我抬头怔怔地望着他,他低头就这么握着我的手,嘴角隐隐有笑意,没了帝王的气势,反倒有了份随意与亲近感。
一阵窸窸窣窣的声响像丝一般飘入我耳朵里,瘙痒极了,大殿里似乎还有人刻意压低嗓音在轻声说着什么。
“皇上呢?”
“上朝去了。
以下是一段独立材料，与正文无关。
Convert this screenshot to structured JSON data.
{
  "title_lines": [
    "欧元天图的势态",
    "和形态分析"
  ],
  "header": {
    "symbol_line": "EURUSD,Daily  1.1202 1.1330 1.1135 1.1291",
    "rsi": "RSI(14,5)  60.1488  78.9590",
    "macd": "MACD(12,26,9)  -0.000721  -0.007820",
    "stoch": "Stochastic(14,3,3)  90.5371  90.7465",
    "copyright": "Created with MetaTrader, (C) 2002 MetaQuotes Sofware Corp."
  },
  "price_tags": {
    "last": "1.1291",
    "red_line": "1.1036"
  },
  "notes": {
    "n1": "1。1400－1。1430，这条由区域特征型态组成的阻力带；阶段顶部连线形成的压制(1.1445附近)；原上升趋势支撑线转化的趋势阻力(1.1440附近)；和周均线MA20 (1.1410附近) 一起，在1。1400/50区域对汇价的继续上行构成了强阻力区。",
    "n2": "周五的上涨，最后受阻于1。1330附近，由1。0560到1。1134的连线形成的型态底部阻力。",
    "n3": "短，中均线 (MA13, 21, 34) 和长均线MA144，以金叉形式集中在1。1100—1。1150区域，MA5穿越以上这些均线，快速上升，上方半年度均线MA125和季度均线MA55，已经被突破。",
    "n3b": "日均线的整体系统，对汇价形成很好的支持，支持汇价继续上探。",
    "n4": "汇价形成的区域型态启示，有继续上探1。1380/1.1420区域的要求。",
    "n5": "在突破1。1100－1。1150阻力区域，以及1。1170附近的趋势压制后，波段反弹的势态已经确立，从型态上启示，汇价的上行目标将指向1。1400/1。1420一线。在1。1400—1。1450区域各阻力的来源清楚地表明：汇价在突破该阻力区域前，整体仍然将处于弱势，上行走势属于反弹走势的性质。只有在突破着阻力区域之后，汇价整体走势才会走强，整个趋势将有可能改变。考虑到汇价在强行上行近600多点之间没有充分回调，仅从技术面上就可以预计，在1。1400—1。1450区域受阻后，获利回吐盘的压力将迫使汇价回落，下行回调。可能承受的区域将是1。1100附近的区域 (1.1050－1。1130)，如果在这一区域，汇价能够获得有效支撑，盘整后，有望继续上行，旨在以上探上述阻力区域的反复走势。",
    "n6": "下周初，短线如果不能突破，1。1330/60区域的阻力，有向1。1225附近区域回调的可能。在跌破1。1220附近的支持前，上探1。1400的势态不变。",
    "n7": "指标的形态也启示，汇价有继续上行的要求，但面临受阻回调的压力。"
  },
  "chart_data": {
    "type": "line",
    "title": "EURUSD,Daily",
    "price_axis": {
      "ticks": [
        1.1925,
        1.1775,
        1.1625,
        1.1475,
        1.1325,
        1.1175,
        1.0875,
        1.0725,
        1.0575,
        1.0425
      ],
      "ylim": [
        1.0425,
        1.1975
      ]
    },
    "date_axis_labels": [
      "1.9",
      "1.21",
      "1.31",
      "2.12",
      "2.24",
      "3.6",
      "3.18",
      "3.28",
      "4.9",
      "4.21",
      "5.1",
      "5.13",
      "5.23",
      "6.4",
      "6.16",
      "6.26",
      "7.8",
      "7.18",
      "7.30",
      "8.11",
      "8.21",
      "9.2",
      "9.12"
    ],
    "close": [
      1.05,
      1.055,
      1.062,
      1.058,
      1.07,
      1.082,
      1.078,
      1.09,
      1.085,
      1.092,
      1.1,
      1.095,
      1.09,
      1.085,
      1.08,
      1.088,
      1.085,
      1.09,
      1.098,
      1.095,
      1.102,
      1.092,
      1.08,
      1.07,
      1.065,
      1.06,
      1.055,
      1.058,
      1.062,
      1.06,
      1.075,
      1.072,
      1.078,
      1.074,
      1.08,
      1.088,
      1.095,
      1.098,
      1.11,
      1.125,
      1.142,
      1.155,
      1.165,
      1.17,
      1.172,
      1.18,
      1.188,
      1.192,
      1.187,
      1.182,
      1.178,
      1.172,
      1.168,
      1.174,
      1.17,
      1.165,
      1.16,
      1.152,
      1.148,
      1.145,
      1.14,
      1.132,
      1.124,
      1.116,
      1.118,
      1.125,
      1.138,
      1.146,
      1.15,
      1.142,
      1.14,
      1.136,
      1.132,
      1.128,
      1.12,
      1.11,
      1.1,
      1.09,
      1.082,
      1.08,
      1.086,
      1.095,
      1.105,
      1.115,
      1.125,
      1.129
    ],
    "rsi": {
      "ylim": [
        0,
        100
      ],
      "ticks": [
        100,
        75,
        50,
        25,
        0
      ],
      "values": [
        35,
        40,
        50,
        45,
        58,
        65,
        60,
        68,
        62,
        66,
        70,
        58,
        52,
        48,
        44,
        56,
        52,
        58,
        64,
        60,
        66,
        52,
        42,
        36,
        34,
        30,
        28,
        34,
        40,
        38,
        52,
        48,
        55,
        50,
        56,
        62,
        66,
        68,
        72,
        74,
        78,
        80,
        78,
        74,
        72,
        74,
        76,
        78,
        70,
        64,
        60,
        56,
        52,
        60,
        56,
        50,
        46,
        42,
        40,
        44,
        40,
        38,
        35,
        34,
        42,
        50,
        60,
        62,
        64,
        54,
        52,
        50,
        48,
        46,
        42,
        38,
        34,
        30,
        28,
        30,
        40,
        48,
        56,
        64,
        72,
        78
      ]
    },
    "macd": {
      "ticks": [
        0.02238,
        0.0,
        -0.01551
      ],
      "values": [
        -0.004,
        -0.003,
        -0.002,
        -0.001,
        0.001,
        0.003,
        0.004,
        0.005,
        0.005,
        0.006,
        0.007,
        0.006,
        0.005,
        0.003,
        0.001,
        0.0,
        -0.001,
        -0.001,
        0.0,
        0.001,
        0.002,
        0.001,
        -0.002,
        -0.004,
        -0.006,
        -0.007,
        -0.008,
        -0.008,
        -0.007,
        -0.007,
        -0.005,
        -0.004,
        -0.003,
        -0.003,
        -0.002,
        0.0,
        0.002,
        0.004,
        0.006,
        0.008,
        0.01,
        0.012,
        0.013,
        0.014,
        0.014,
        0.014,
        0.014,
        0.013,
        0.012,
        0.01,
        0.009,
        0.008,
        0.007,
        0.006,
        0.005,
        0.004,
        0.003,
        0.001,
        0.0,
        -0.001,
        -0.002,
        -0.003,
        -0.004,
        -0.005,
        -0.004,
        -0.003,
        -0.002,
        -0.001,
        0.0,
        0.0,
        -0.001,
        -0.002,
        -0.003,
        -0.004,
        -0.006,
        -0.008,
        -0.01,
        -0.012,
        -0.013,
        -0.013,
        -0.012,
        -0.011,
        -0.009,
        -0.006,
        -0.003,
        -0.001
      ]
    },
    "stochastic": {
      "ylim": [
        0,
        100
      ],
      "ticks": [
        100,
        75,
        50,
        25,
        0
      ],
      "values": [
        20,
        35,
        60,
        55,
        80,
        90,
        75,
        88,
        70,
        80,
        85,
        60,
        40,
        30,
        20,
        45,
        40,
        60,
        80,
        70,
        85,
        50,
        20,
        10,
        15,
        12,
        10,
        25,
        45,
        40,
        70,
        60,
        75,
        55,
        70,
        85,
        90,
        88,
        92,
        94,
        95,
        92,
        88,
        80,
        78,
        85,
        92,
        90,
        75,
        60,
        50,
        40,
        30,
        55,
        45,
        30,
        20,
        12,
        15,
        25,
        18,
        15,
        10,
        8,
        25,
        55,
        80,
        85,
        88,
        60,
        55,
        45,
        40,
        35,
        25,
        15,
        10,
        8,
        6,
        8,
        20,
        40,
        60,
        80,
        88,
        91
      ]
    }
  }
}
”
“阿弥陀佛,罢朝了三天,总算是上朝去了,对了……里头的还没醒吗?能让我看一眼么,听说这个主子好大的来头,从接来的第一天起,皇上就一直陪着。”
“小声点。”
“干吗小声,不是晕睡了么,太医都说不一定能醒呢。”那声音离我愈来愈近,隐约有抬袖的动静,一阵布料摩擦声后有什么东西被拉开了,我虽是闭着眼却仍感觉到陡然间光线亮了不少,还有阵阵风吹了进来……空气都顺畅了。
知觉像是在复苏,手却仍旧没了力气。我这是在哪儿……
“叫你别掀帘子,里面娇贵得很乜……别冻着她了,上会儿太医都砍了不少,你要这么没规没矩的,小心我俩人头不保。”
一声痛呼,那人似乎被揪了耳朵,还伴随着细小的求饶声。
哗的一下,光线又暗了,又变回了死灰的沉闷。
不要啊……
别别,别夺了我的光明啊。
心里哀嚎了一下,我的手捞起身旁的绸缎一拧,腾的一下,身子竖了起来……
我睁开了眼,下意识地探头,伸手就去触摸那让人沉闷的帘子。指间透了一丝光线映照了进来,手也显得苍白刺眼。
外头一阵安静了。
那两个人似乎被吓得不轻,哆嗦地顺着我的动作,将帘子颤歪歪地拨开。
早已熟悉了无尽的黑暗,恍然间这亮光还真让人一下子难以承受,我眯了半晌,脑子里嗡嗡作响,好半晌才反映了过来。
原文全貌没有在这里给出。